Когда-то он был рыжим, затем под ноль подстрижен, потом посажен в поезд, который шёл на Север, где в это время года на рельсы и на крыши, на горы, что повыше, и головы людей, встречающих детей, творожная рикотта валилась целый день. И было очень странно — ходить по ней ногами, обутыми в ботинки, скрипевшими, как льдинки, ходить повсюду в шапке, скрывавшей цвет волос... Потом он вдруг подрос — подрос настолько сильно, что вы, читая книгу, невольно поразитесь: «Неужто это он — тот самый Америго, который только что — лишь семь страниц назад — „писал“ про счёт очков, про вшей, про хомяков, про маму на перроне, обеими руками прижавшую пальто, которое он выбросил в окно, чтоб ей зимой в Неаполе не мёрзнуть?». Что стало с ним за этот миг, натянутый, как струны? Как будто звонкий голос сменили звуки скрипки: щемящие и тихие, пронзительные, низкие и синие-пресиние, как море после шторма, разрушившего флот. Когда же это было: когда игра решила, что хватит быть игрой? Спустя ещё такой — почти такой же миг, растянутый на годы и схваченный внезапно Виолой Ардоне, чей выросший герой, вернувшийся домой, становится таким, каким когда-то был... А может, не «когда-то»? А может, он таким — растерянным мальчишкой, который страшно злится, тоскует и боится, — остался насовсем? Сменив тот самый город, который «не взрослеет», и папину фамилию
*
— В переводе с итальянского Сперанца означает Надежда.

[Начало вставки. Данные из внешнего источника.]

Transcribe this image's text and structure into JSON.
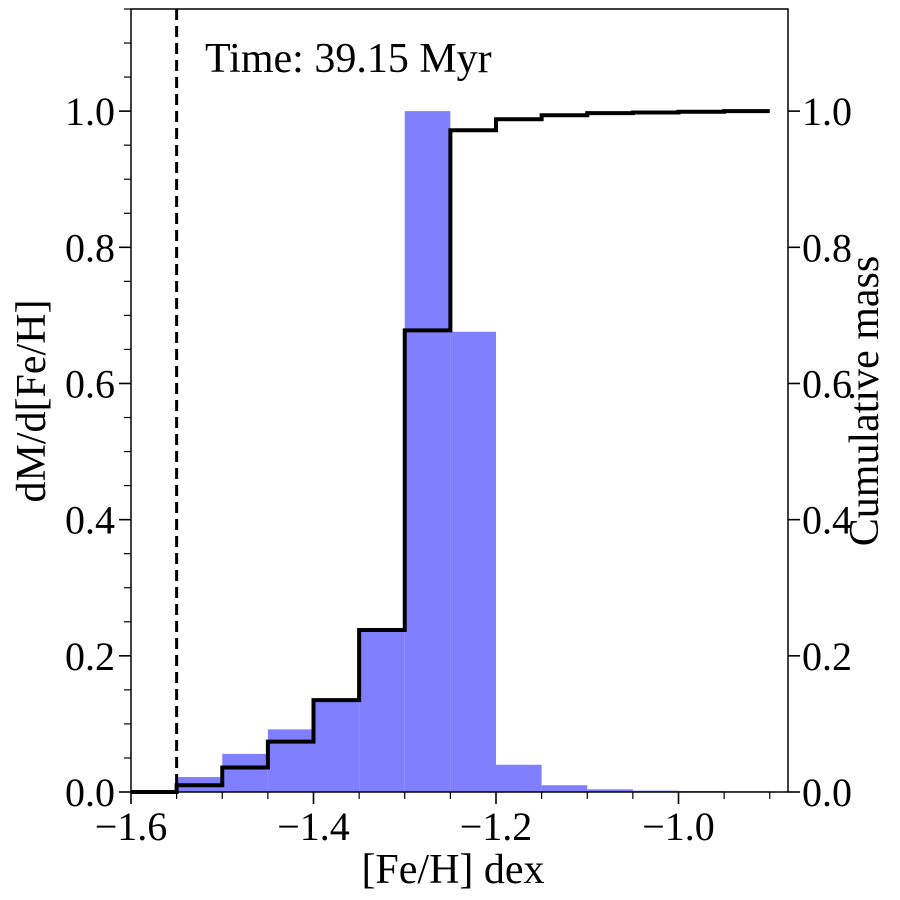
{
  "chart_data": {
    "type": "bar",
    "annotation": "Time: 39.15 Myr",
    "xlabel": "[Fe/H] dex",
    "ylabel": "dM/d[Fe/H]",
    "ylabel_right": "Cumulative mass",
    "xlim": [
      -1.6,
      -0.88
    ],
    "ylim": [
      0,
      1.15
    ],
    "ylim_right": [
      0,
      1.15
    ],
    "x_ticks": [
      -1.6,
      -1.4,
      -1.2,
      -1.0
    ],
    "x_tick_labels": [
      "−1.6",
      "−1.4",
      "−1.2",
      "−1.0"
    ],
    "y_ticks": [
      0.0,
      0.2,
      0.4,
      0.6,
      0.8,
      1.0
    ],
    "y_tick_labels": [
      "0.0",
      "0.2",
      "0.4",
      "0.6",
      "0.8",
      "1.0"
    ],
    "y_right_ticks": [
      0.0,
      0.2,
      0.4,
      0.6,
      0.8,
      1.0
    ],
    "y_right_tick_labels": [
      "0.0",
      "0.2",
      "0.4",
      "0.6",
      "0.8",
      "1.0"
    ],
    "bin_edges": [
      -1.6,
      -1.55,
      -1.5,
      -1.45,
      -1.4,
      -1.35,
      -1.3,
      -1.25,
      -1.2,
      -1.15,
      -1.1,
      -1.05,
      -1.0,
      -0.95,
      -0.9
    ],
    "histogram_values": [
      0.0,
      0.022,
      0.056,
      0.092,
      0.135,
      0.238,
      1.0,
      0.676,
      0.04,
      0.01,
      0.004,
      0.002,
      0.0015,
      0.001
    ],
    "cumulative_values": [
      0.0,
      0.01,
      0.036,
      0.074,
      0.135,
      0.238,
      0.678,
      0.972,
      0.988,
      0.994,
      0.997,
      0.998,
      0.999,
      1.0
    ],
    "vline_x": -1.55,
    "colors": {
      "histogram": "#8080ff",
      "cumulative": "#000000",
      "vline": "#000000"
    }
  }
}
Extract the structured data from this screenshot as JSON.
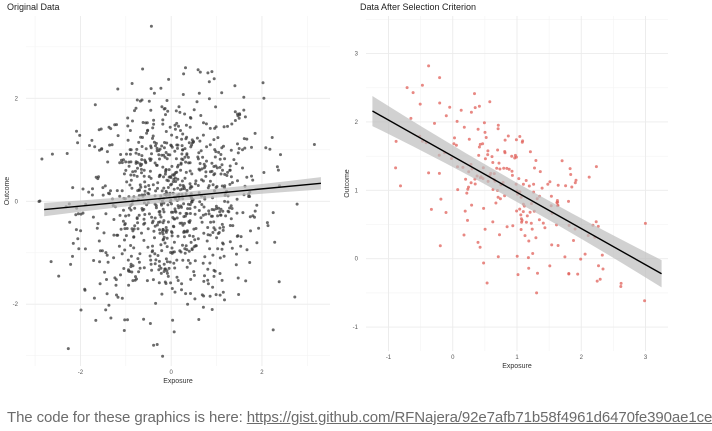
{
  "caption": {
    "text": "The code for these graphics is here: ",
    "link": "https://gist.github.com/RFNajera/92e7afb71b58f4961d6470fe390ae1ce"
  },
  "colors": {
    "left_points": "#3a3a3a",
    "right_points": "#e0605a",
    "ribbon": "#bdbdbd",
    "line": "#000000",
    "grid": "#ebebeb"
  },
  "chart_data": [
    {
      "type": "scatter",
      "title": "Original Data",
      "xlabel": "Exposure",
      "ylabel": "Outcome",
      "xlim": [
        -3.2,
        3.5
      ],
      "ylim": [
        -3.2,
        3.6
      ],
      "xticks": [
        -2,
        0,
        2
      ],
      "yticks": [
        -2,
        0,
        2
      ],
      "grid": true,
      "n_points": 900,
      "point_color": "#3a3a3a",
      "regression": {
        "x": [
          -2.8,
          3.3
        ],
        "y": [
          -0.16,
          0.35
        ],
        "ci_halfwidth": [
          0.13,
          0.12
        ]
      }
    },
    {
      "type": "scatter",
      "title": "Data After Selection Criterion",
      "xlabel": "Exposure",
      "ylabel": "Outcome",
      "xlim": [
        -1.35,
        3.35
      ],
      "ylim": [
        -1.35,
        3.55
      ],
      "xticks": [
        -1,
        0,
        1,
        2,
        3
      ],
      "yticks": [
        -1,
        0,
        1,
        2,
        3
      ],
      "grid": true,
      "n_points": 220,
      "point_color": "#e0605a",
      "regression": {
        "x": [
          -1.25,
          3.25
        ],
        "y": [
          2.16,
          -0.22
        ],
        "ci_halfwidth": [
          0.22,
          0.2
        ]
      }
    }
  ]
}
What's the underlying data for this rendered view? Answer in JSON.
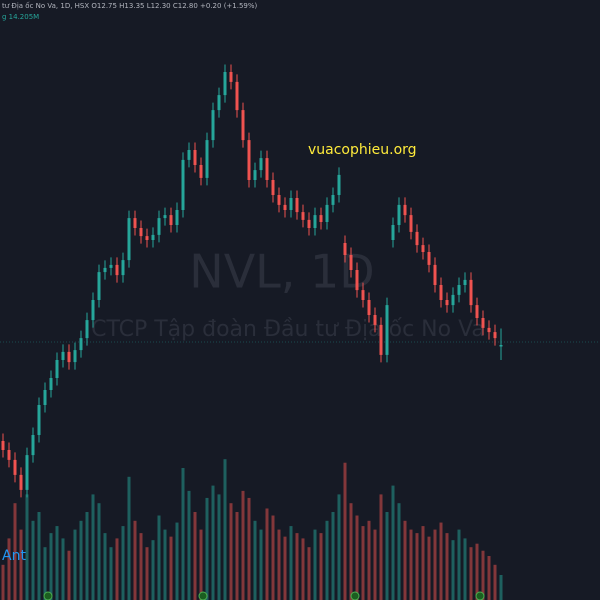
{
  "header": {
    "legend": "tư Địa ốc No Va, 1D, HSX  O12.75 H13.35 L12.30 C12.80 +0.20 (+1.59%)",
    "volume": "g 14.205M"
  },
  "watermark": {
    "symbol": "NVL, 1D",
    "company": "CTCP Tập đoàn Đầu tư Địa ốc No Va"
  },
  "annotation": "vuacophieu.org",
  "indicator": "Ant",
  "chart_data": {
    "type": "candlestick",
    "up_color": "#26a69a",
    "down_color": "#ef5350",
    "ylim": [
      4.3,
      24.3
    ],
    "vlim": [
      0,
      100
    ],
    "ohlc": [
      [
        9.6,
        9.85,
        9.05,
        9.3
      ],
      [
        9.3,
        9.55,
        8.72,
        8.97
      ],
      [
        8.97,
        9.22,
        8.22,
        8.47
      ],
      [
        8.47,
        8.72,
        7.72,
        7.97
      ],
      [
        7.97,
        9.38,
        7.72,
        9.13
      ],
      [
        9.13,
        10.05,
        8.88,
        9.8
      ],
      [
        9.8,
        11.05,
        9.55,
        10.8
      ],
      [
        10.8,
        11.55,
        10.55,
        11.3
      ],
      [
        11.3,
        11.95,
        11.05,
        11.7
      ],
      [
        11.7,
        12.55,
        11.45,
        12.3
      ],
      [
        12.3,
        12.82,
        12.05,
        12.57
      ],
      [
        12.57,
        12.82,
        11.98,
        12.23
      ],
      [
        12.23,
        12.88,
        11.98,
        12.63
      ],
      [
        12.63,
        13.28,
        12.38,
        13.03
      ],
      [
        13.03,
        13.88,
        12.78,
        13.63
      ],
      [
        13.63,
        14.55,
        13.38,
        14.3
      ],
      [
        14.3,
        15.48,
        14.05,
        15.23
      ],
      [
        15.23,
        15.62,
        14.98,
        15.37
      ],
      [
        15.37,
        15.72,
        15.12,
        15.47
      ],
      [
        15.47,
        15.72,
        14.88,
        15.13
      ],
      [
        15.13,
        15.88,
        14.88,
        15.63
      ],
      [
        15.63,
        17.28,
        15.38,
        17.03
      ],
      [
        17.03,
        17.28,
        16.45,
        16.7
      ],
      [
        16.7,
        16.95,
        16.18,
        16.43
      ],
      [
        16.43,
        16.68,
        16.05,
        16.3
      ],
      [
        16.3,
        16.72,
        16.05,
        16.47
      ],
      [
        16.47,
        17.28,
        16.22,
        17.03
      ],
      [
        17.03,
        17.38,
        16.78,
        17.13
      ],
      [
        17.13,
        17.38,
        16.55,
        16.8
      ],
      [
        16.8,
        17.55,
        16.55,
        17.3
      ],
      [
        17.3,
        19.22,
        17.05,
        18.97
      ],
      [
        18.97,
        19.55,
        18.72,
        19.3
      ],
      [
        19.3,
        19.55,
        18.55,
        18.8
      ],
      [
        18.8,
        19.05,
        18.12,
        18.37
      ],
      [
        18.37,
        19.88,
        18.12,
        19.63
      ],
      [
        19.63,
        20.88,
        19.38,
        20.63
      ],
      [
        20.63,
        21.38,
        20.38,
        21.13
      ],
      [
        21.13,
        22.15,
        20.88,
        21.9
      ],
      [
        21.9,
        22.15,
        21.32,
        21.57
      ],
      [
        21.57,
        21.82,
        20.38,
        20.63
      ],
      [
        20.63,
        20.88,
        19.38,
        19.63
      ],
      [
        19.63,
        19.88,
        18.05,
        18.3
      ],
      [
        18.3,
        18.88,
        18.05,
        18.63
      ],
      [
        18.63,
        19.28,
        18.38,
        19.03
      ],
      [
        19.03,
        19.28,
        18.05,
        18.3
      ],
      [
        18.3,
        18.55,
        17.55,
        17.8
      ],
      [
        17.8,
        18.05,
        17.22,
        17.47
      ],
      [
        17.47,
        17.72,
        17.05,
        17.3
      ],
      [
        17.3,
        17.95,
        17.05,
        17.7
      ],
      [
        17.7,
        17.95,
        16.98,
        17.23
      ],
      [
        17.23,
        17.48,
        16.72,
        16.97
      ],
      [
        16.97,
        17.22,
        16.45,
        16.7
      ],
      [
        16.7,
        17.38,
        16.45,
        17.13
      ],
      [
        17.13,
        17.38,
        16.65,
        16.9
      ],
      [
        16.9,
        17.72,
        16.65,
        17.47
      ],
      [
        17.47,
        18.05,
        17.22,
        17.8
      ],
      [
        17.8,
        18.72,
        17.55,
        18.47
      ],
      [
        16.2,
        16.45,
        15.55,
        15.8
      ],
      [
        15.8,
        16.05,
        15.05,
        15.3
      ],
      [
        15.3,
        15.55,
        14.38,
        14.63
      ],
      [
        14.63,
        14.88,
        14.05,
        14.3
      ],
      [
        14.3,
        14.55,
        13.55,
        13.8
      ],
      [
        13.8,
        14.05,
        13.22,
        13.47
      ],
      [
        13.47,
        13.72,
        12.22,
        12.47
      ],
      [
        12.47,
        14.38,
        12.22,
        14.13
      ],
      [
        16.3,
        17.05,
        16.05,
        16.8
      ],
      [
        16.8,
        17.72,
        16.55,
        17.47
      ],
      [
        17.47,
        17.72,
        16.88,
        17.13
      ],
      [
        17.13,
        17.38,
        16.32,
        16.57
      ],
      [
        16.57,
        16.82,
        15.88,
        16.13
      ],
      [
        16.13,
        16.38,
        15.65,
        15.9
      ],
      [
        15.9,
        16.15,
        15.22,
        15.47
      ],
      [
        15.47,
        15.72,
        14.55,
        14.8
      ],
      [
        14.8,
        15.05,
        14.05,
        14.3
      ],
      [
        14.3,
        14.55,
        13.88,
        14.13
      ],
      [
        14.13,
        14.72,
        13.88,
        14.47
      ],
      [
        14.47,
        15.05,
        14.22,
        14.8
      ],
      [
        14.8,
        15.22,
        14.55,
        14.97
      ],
      [
        14.97,
        15.22,
        13.88,
        14.13
      ],
      [
        14.13,
        14.38,
        13.45,
        13.7
      ],
      [
        13.7,
        13.95,
        13.12,
        13.37
      ],
      [
        13.37,
        13.62,
        12.98,
        13.23
      ],
      [
        13.23,
        13.48,
        12.78,
        13.03
      ],
      [
        12.75,
        13.35,
        12.3,
        12.8
      ]
    ],
    "volumes": [
      20,
      35,
      55,
      40,
      60,
      45,
      50,
      30,
      38,
      42,
      35,
      28,
      40,
      45,
      50,
      60,
      55,
      38,
      30,
      35,
      42,
      70,
      45,
      38,
      30,
      34,
      48,
      40,
      36,
      44,
      75,
      62,
      50,
      40,
      58,
      65,
      60,
      80,
      55,
      50,
      62,
      58,
      45,
      40,
      52,
      48,
      40,
      36,
      42,
      38,
      35,
      30,
      40,
      38,
      45,
      50,
      60,
      78,
      55,
      48,
      42,
      45,
      40,
      60,
      50,
      65,
      55,
      45,
      40,
      38,
      42,
      36,
      40,
      44,
      38,
      34,
      40,
      35,
      30,
      32,
      28,
      25,
      20,
      14.205
    ]
  }
}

, значение которой поддерживало дом и крошечный огонь, ещё горевший в сердце, — кем стал ты в новой жизни? Торговцем сладких трубочек с начинкой из рикотты? Водителем автобуса? Сапожником, что горбится над парой башмаков, протёртых у «виско́в»? А может быть, отцом? Учителем? Творцом... Известным всем ценителям, чужим в любой стране, скупым на чувства к «страждущим», великим скрипачом, спасающимся в мире, лишённом городов, домов и потолков... «Детей не выбирают», — вздыхала твоя мама, с которой бы, наверное, поспорила вторая, а третья — Ардоне — осталась в стороне: не только потому, что выбрала историю, оставленную в прошлом, как никому не нужное, забытое дитя, но потому ещё, что вряд ли бы сумела кого-нибудь из тех, о ком писала здесь, сегодня осуждать. И собственное имя
*
— Семейство струнных смычковых музыкальных инструментов зовётся виолой.
сыграло в этом смысле и с жизнью, и с героем особенную роль.